Given the capital constraints that lenders are facing and concerns over consumer credit delinquencies, there appears to be little incentive or appetite to drive market share gains in this market. This is evident in looking at recent public filings, which indicate Sallie Mae saw their private loan volumes decline on a year over year basis by 24%. Besides, given the lack of transparency in private student loans, none of the lenders can come out and make a substantive claim that "we offer the lowest interest rates or A.P.R.s," further reducing the incentive to offer interest rates significantly below the market average. Instead, most seem to be vying for a shrinking their pool of potential borrowers with high credit scores, as they continue to ratchet up their underwriting standards.
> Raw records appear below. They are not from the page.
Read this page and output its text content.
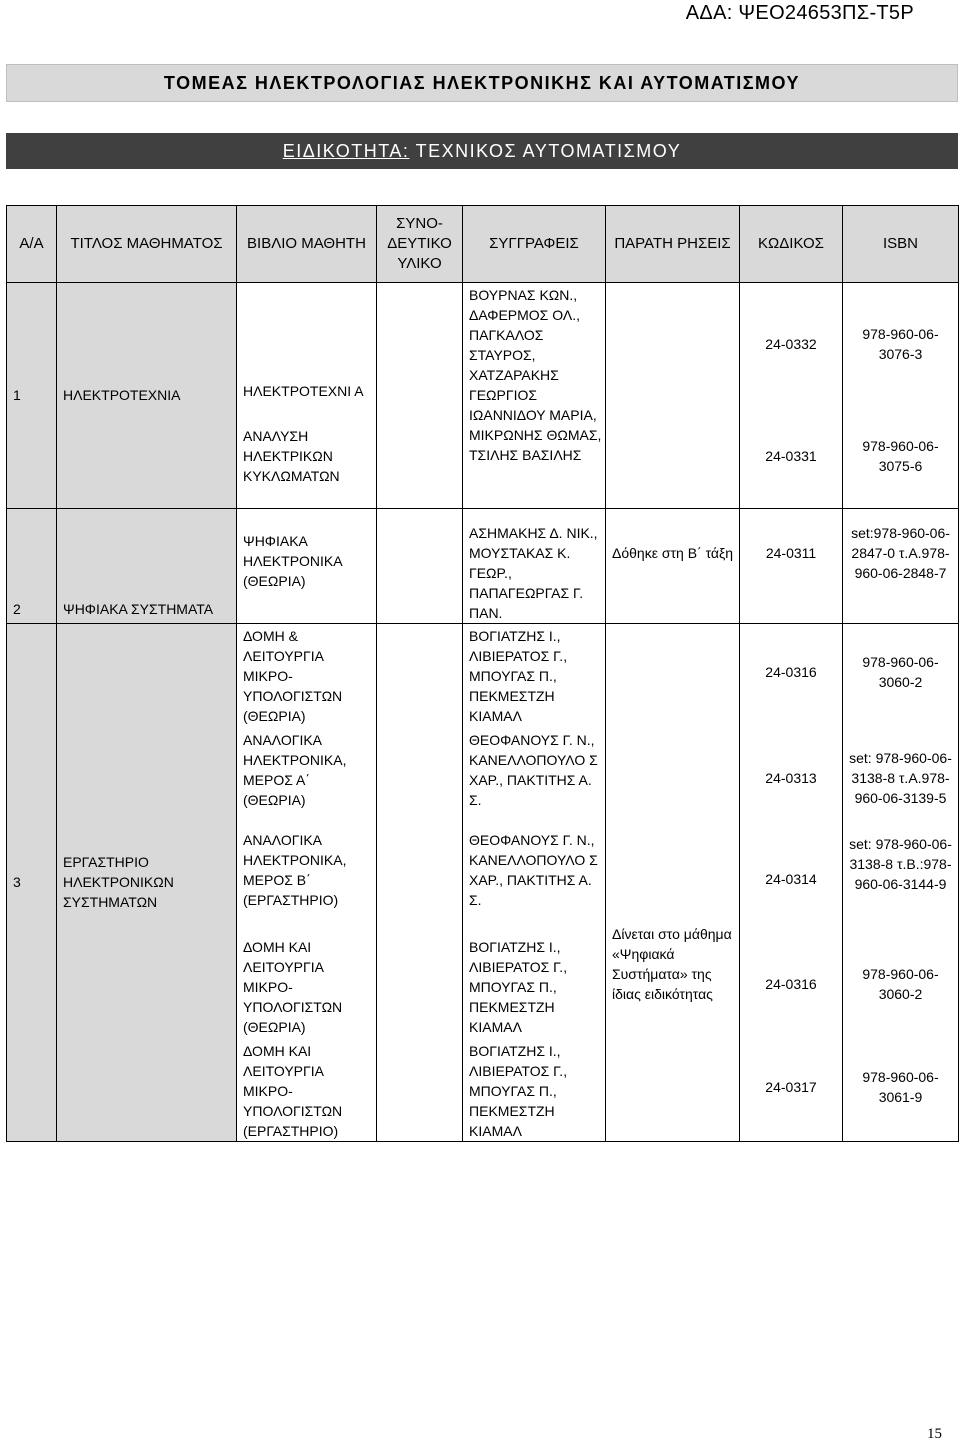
ΑΔΑ: ΨΕΟ24653ΠΣ-Τ5Ρ
ΤΟΜΕΑΣ ΗΛΕΚΤΡΟΛΟΓΙΑΣ ΗΛΕΚΤΡΟΝΙΚΗΣ ΚΑΙ ΑΥΤΟΜΑΤΙΣΜΟΥ
ΕΙΔΙΚΟΤΗΤΑ: ΤΕΧΝΙΚΟΣ ΑΥΤΟΜΑΤΙΣΜΟΥ
Α/Α	ΤΙΤΛΟΣ ΜΑΘΗΜΑΤΟΣ	ΒΙΒΛΙΟ ΜΑΘΗΤΗ	ΣΥΝΟ-ΔΕΥΤΙΚΟ ΥΛΙΚΟ	ΣΥΓΓΡΑΦΕΙΣ	ΠΑΡΑΤΗ ΡΗΣΕΙΣ	ΚΩΔΙΚΟΣ	ISBN
1	ΗΛΕΚΤΡΟΤΕΧΝΙΑ	ΗΛΕΚΤΡΟΤΕΧΝΙ Α		ΒΟΥΡΝΑΣ ΚΩΝ., ΔΑΦΕΡΜΟΣ ΟΛ., ΠΑΓΚΑΛΟΣ ΣΤΑΥΡΟΣ, ΧΑΤΖΑΡΑΚΗΣ ΓΕΩΡΓΙΟΣ		24-0332	978-960-06-3076-3
		ΑΝΑΛΥΣΗ ΗΛΕΚΤΡΙΚΩΝ ΚΥΚΛΩΜΑΤΩΝ		ΙΩΑΝΝΙΔΟΥ ΜΑΡΙΑ, ΜΙΚΡΩΝΗΣ ΘΩΜΑΣ, ΤΣΙΛΗΣ ΒΑΣΙΛΗΣ		24-0331	978-960-06-3075-6
2	ΨΗΦΙΑΚΑ ΣΥΣΤΗΜΑΤΑ	ΨΗΦΙΑΚΑ ΗΛΕΚΤΡΟΝΙΚΑ (ΘΕΩΡΙΑ)		ΑΣΗΜΑΚΗΣ Δ. ΝΙΚ., ΜΟΥΣΤΑΚΑΣ Κ. ΓΕΩΡ., ΠΑΠΑΓΕΩΡΓΑΣ Γ. ΠΑΝ.	Δόθηκε στη Β΄ τάξη	24-0311	set:978-960-06-2847-0 τ.Α.978-960-06-2848-7
3	ΕΡΓΑΣΤΗΡΙΟ ΗΛΕΚΤΡΟΝΙΚΩΝ ΣΥΣΤΗΜΑΤΩΝ	ΔΟΜΗ & ΛΕΙΤΟΥΡΓΙΑ ΜΙΚΡΟ-ΥΠΟΛΟΓΙΣΤΩΝ (ΘΕΩΡΙΑ)		ΒΟΓΙΑΤΖΗΣ Ι., ΛΙΒΙΕΡΑΤΟΣ Γ., ΜΠΟΥΓΑΣ Π., ΠΕΚΜΕΣΤΖΗ ΚΙΑΜΑΛ	Δίνεται στο μάθημα «Ψηφιακά Συστήματα» της ίδιας ειδικότητας	24-0316	978-960-06-3060-2
		ΑΝΑΛΟΓΙΚΑ ΗΛΕΚΤΡΟΝΙΚΑ, ΜΕΡΟΣ Α΄ (ΘΕΩΡΙΑ)		ΘΕΟΦΑΝΟΥΣ Γ. Ν., ΚΑΝΕΛΛΟΠΟΥΛΟ Σ ΧΑΡ., ΠΑΚΤΙΤΗΣ Α. Σ.		24-0313	set: 978-960-06-3138-8 τ.Α.978-960-06-3139-5
		ΑΝΑΛΟΓΙΚΑ ΗΛΕΚΤΡΟΝΙΚΑ, ΜΕΡΟΣ Β΄ (ΕΡΓΑΣΤΗΡΙΟ)		ΘΕΟΦΑΝΟΥΣ Γ. Ν., ΚΑΝΕΛΛΟΠΟΥΛΟ Σ ΧΑΡ., ΠΑΚΤΙΤΗΣ Α. Σ.		24-0314	set: 978-960-06-3138-8 τ.Β.:978-960-06-3144-9
		ΔΟΜΗ ΚΑΙ ΛΕΙΤΟΥΡΓΙΑ ΜΙΚΡΟ-ΥΠΟΛΟΓΙΣΤΩΝ (ΘΕΩΡΙΑ)		ΒΟΓΙΑΤΖΗΣ Ι., ΛΙΒΙΕΡΑΤΟΣ Γ., ΜΠΟΥΓΑΣ Π., ΠΕΚΜΕΣΤΖΗ ΚΙΑΜΑΛ		24-0316	978-960-06-3060-2
		ΔΟΜΗ ΚΑΙ ΛΕΙΤΟΥΡΓΙΑ ΜΙΚΡΟ-ΥΠΟΛΟΓΙΣΤΩΝ (ΕΡΓΑΣΤΗΡΙΟ)		ΒΟΓΙΑΤΖΗΣ Ι., ΛΙΒΙΕΡΑΤΟΣ Γ., ΜΠΟΥΓΑΣ Π., ΠΕΚΜΕΣΤΖΗ ΚΙΑΜΑΛ		24-0317	978-960-06-3061-9
15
OK, now back to the rates. We know in late September, Sallie Mae had indicated their average originations were LIBOR + 9.8%. With a LIBOR index of 3.375%, the average interest rate would be 13.175%. The LIBOR index used by Sallie Mae will be reset at levels about 100bp lower in December as LIBOR has drifted down. Assume that the estimated 100bp reduction in the LIBOR index used by Sallie Mae for December was absorbed by the additional breakdown in the credit markets since late September. This would keep their average rate around 13%. Taking into account the ranges of interest rates provided by the other lenders (see table above), I would estimate that the average interest rate paid be student borrowers today would be in the 11%-13% range. That may not seem too different from the 10.79% that Sallie Mae indicated in their 2007 securitization prospectus, but indices (Prime and LIBOR) are down 300-400 bp in that time period.
Remember that these loans adjust over their life as their index (Prime or LIBOR) changes. With the Fed having pushed interest rates down 400 bp in the past year (there is only 100 bp left to go to get to 0% discount rate), these loans will have average rates over their term significantly higher. That is another reason why private student loans should only be used as a LAST RESORT, after all federal grant and loan options (Stafford, PLUS) have been exhausted first.
Please feel free to share any of your experiences with private loan pricing in the Comments field below.
All the information you present above is fairly easy to obtain. What I am interested in is the actual borrower characteristics that correspond with these rates. Does someone with a 720 credit score and a full time job get a 0% or 6% fee, or somewhere in between?